Notice how Kayyem is slapping the terrorist label on “public speech that may incite violence, even without that specific intent” [emphasis added]

It is not reassuring that a Homeland Security official (who would be back there should Democrats win the White House) believes in crime without intent and criminalizing speech because “a listener,” however unhinged, may “interpret it as promoting targeted violence.” Don’t let your dog loose in the backyard—your neighbor may “interpret” its barks as commands to kill young women.

Kayyem doesn’t stop there.

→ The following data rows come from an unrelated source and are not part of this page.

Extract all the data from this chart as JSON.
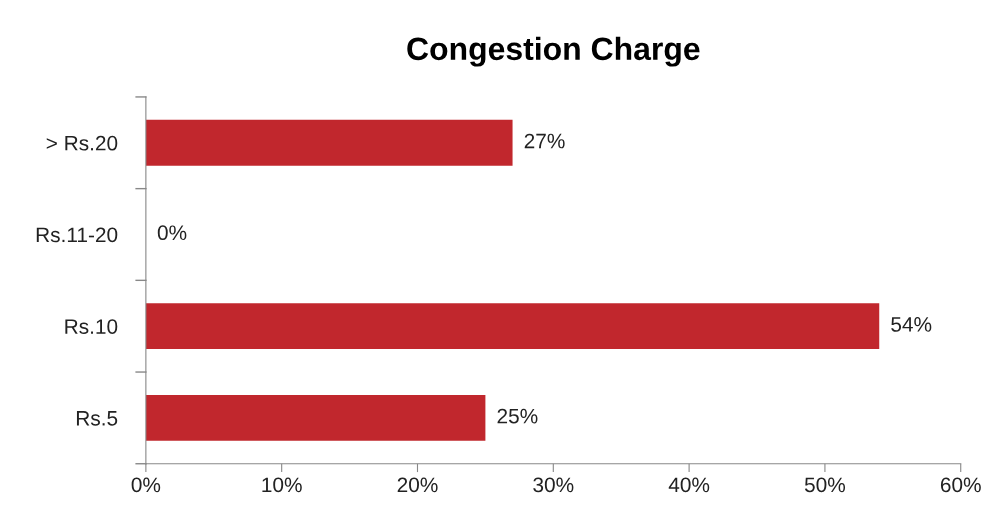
{
  "chart_data": {
    "type": "bar",
    "orientation": "horizontal",
    "title": "Congestion Charge",
    "categories": [
      "> Rs.20",
      "Rs.11-20",
      "Rs.10",
      "Rs.5"
    ],
    "values": [
      27,
      0,
      54,
      25
    ],
    "value_labels": [
      "27%",
      "0%",
      "54%",
      "25%"
    ],
    "color": "#c1272d",
    "xlim": [
      0,
      60
    ],
    "xticks": [
      {
        "value": 0,
        "label": "0%"
      },
      {
        "value": 10,
        "label": "10%"
      },
      {
        "value": 20,
        "label": "20%"
      },
      {
        "value": 30,
        "label": "30%"
      },
      {
        "value": 40,
        "label": "40%"
      },
      {
        "value": 50,
        "label": "50%"
      },
      {
        "value": 60,
        "label": "60%"
      }
    ],
    "grid": false,
    "legend": false
  }
}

She goes on to blame President Trump for the El Paso massacre, even citing the now thoroughly discredited claim that the president said white supremacists in Charlottesville were “very fine people.”  Talk about hearing what you want to hear.

Which brings us to what may be the biggest problem in the media’s stochastic terror narrative, which is, if we accept the terms of the narrative, we would have to conclude the media is stoking the fires of racial division in our country by falsely accusing the president of racism.

When President Trump (or anyone else) criticizes open borders, the media provocatively cries “Racism!”

When President Trump criticizes the inflammatory rhetoric and avowedly socialist goals of members of Congress, the media cries “Racist!”

When the president blasts the crime and corruption in Democrat-controlled precincts, the media cries “Racism!”

When the president resurrects “America, Love it or Leave it,”—a challenge from the 1960s directed against hippies and anyone unsatisfied with America including lapsed Daughters of the American Revolution—the media again cries “Racism!”

When the president says he wants to Make America Great Again—all of America, black, white, brown, yellow, and red—the media cries “Racist!” and tells the country he’s really saying he wants to make America white again.

Day in and day out, the media gives its megaphone to fabulists who confess to hearing “dog whistles” and finding code words between the lines of plain text—people who see white hoods where the rest of us see red baseball caps.

The media, like those commentators, hears what it wants to hear. They loathe President Trump, believe he is a racist and will find the nonexistent “evidence” to confirm their bias.

Searching for a needle in a haystack, they have built a racist straw man.

By continually calling the president, large swathes of the population, and society itself racist, the media is not only stoking anxiety, it is sending the message to the sickos that racial hatred is pervasive, mainstream, acceptable, and the country is behind them.

Rather than isolating the actual racists, the media is telling them they are the mainstream—emboldening them.

Thus, in the paradox of the self-fulfilling prophecy, the media has created the climate of racial hatred that it blames on the president.

If we accept the dubious premises and terms of stochastic terrorism, we would have to find the media guilty—but not for the reasons they think.